La Justicia condena a Cobra por las cláusulas abusivas en las subcontratas

El juez advierte a la compañía que “cese” la conducta contraria a ley

La sentencia, tras ocho años, sanciona a la constructora por morosidad

La constructora Cobra, perteneciente a un grupo empresarial integrado dentro de ACS -que preside Florentino Pérez- ha recibido un golpe judicial sin precedentes tras ser condenada por la aplicación de cláusulas abusivas a empresas subcontratadas y por morosidad en los pagos a estas mismas compañías, en plazo superiores a los estipulados por la ley de pago a proveedores. En suma, un revés que genera jurisprudencia y eleva la presión sobre los legisladores para dar respuesta a las prácticas abusivas de estas grandes empresas que suponen la asfixia para pymes y autónomos, y que en el actual contexto de pandemia y de crisis económica puede suponer su quiebra.

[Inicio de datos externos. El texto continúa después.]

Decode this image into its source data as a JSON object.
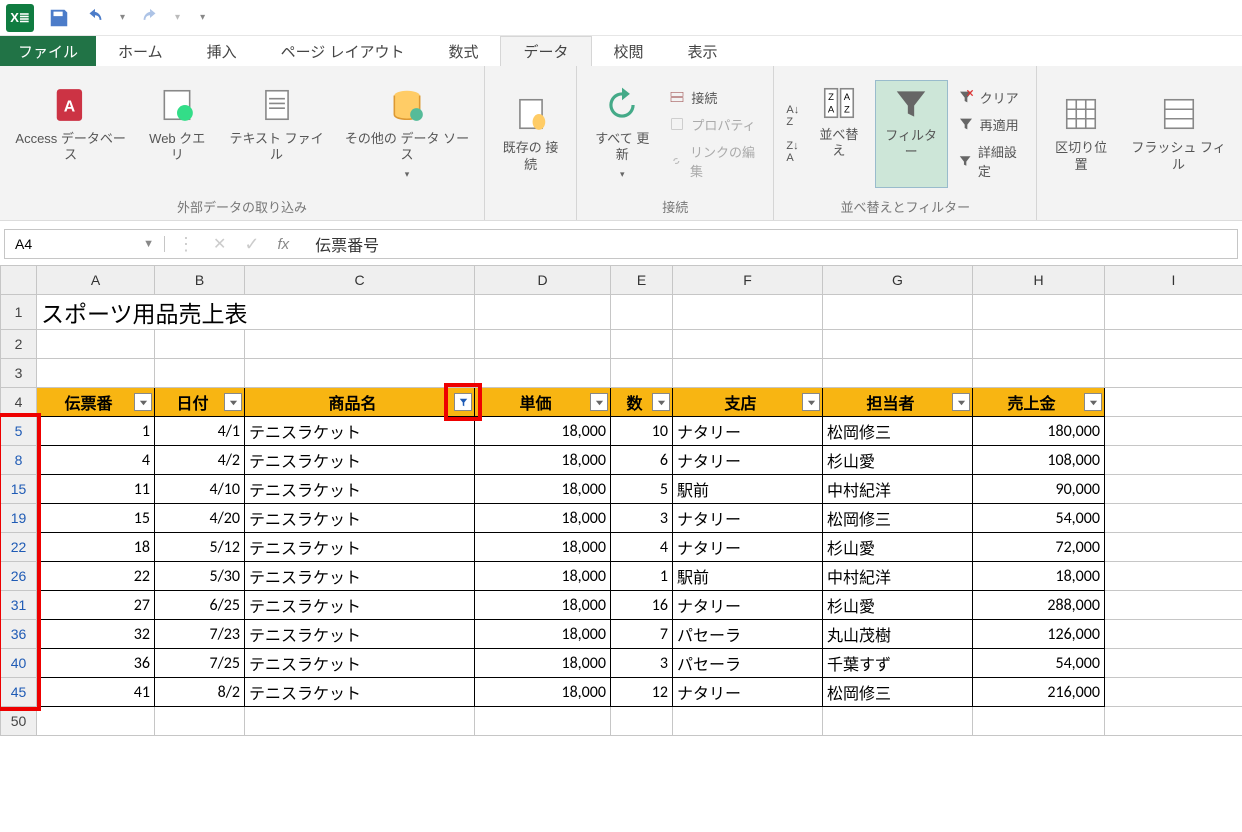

De este modo, la Audiencia Provincial de Madrid desestima el recurso de apelación que interpuso Cobra a una entidad, Anefhop, que le denunció en nombre de algunos de sus asociados y por la que la filial de ACS fue condenada por la aplicación de hasta cuatro cláusulas que se consideran abusivas y que el juez asegura conforman una serie de términos para el objeto de demorar los pagos comprometidos más allá de los 60 días que establece la ley para el pago a los proveedores en el caso del sector privado (30 días para las empresas públicas).

Concretamente, el juez tumba los preceptos del contrato que establecen plazos de pago que oscilan entre los 90 días, 120 días e incluso 180 días; que establecen que el “dies a quo” del plazo de pago empieza a correr desde la fecha de la factura; que establecen que los plazos de vencimiento y, por tanto, de pago, se limiten a los días 10 y 25 de cada mes; y los que establecen que los plazos de pago cuyo vencimiento caiga en el mes de agosto sea trasladado automáticamente al 10 de septiembre. “Declarándolas nulas y obligando al demandado a abstenerse de utilizarlas en lo sucesivo”, refleja la sentencia a la que ha tenido acceso El Economista.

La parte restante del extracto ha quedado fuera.